Audio. I'm very grateful for this - way over and above the call of duty! Many thanks indeed.

I'll hook it up and post the results hopefully with a photo or two of the entire project when it's finished.

Trevor
 
Fuel gauge

audioguru said:
Hi Trevor,
Since you are using a supply of only 5V for the LM3914, its reference voltage must be set no higher than 3.5V, since its max dropout voltage is 1.5V. The closest that common resistors give is 3.16V which will work fine.
I have added everything to the circuit to make it work properly for you. :lol:
It's too bad that Len's sketch was full of dots.

Hi Audio

It's been quite a while since you helped me with this. A lot has happened since then and the project got set aside. I retired for one thing so needed to sort a few life style problems out. Anyway, I'm beginning to pick up where I left off and I hope you won't mind me coming back to after such a long time for a bit more advice.

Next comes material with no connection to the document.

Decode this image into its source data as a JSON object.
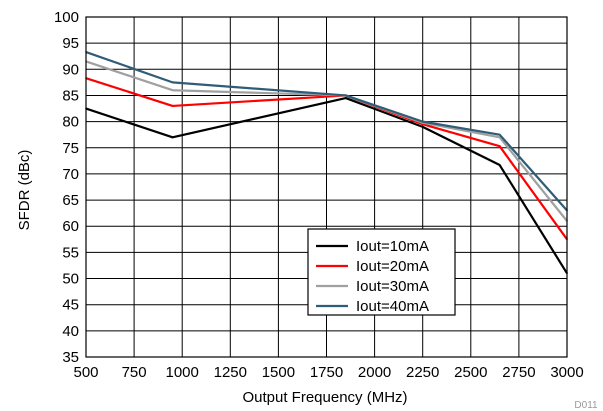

I've managed to complete the tank float assembly (see photo) including the setting of the reed switch positions - each one turns on at each increment of 1.5 litres of fuel. There's a "dwell" of about 8mm as the magnet traverses the length of the reed switch and then it goes off. This was an interesting challenge as I had to use a spare tank and 15 litres of fuel poured in at 1.5 litres at a time and the height of each switch measured.

As was pointed out in previous posts, there's the question of the gap when the magnet is between each switch when no switches are on. This turns out to be about 10mm. You allowed for this in your schematic that you drew up for me with the capacitor/resistor filter. Can you tell me how I decide the values? The problem will be when the bike is unused for any length of time with the magnet between switches. Won't the cap discharge and result in no display when the ignition is turned on again?

Once again, many thanks for all your help.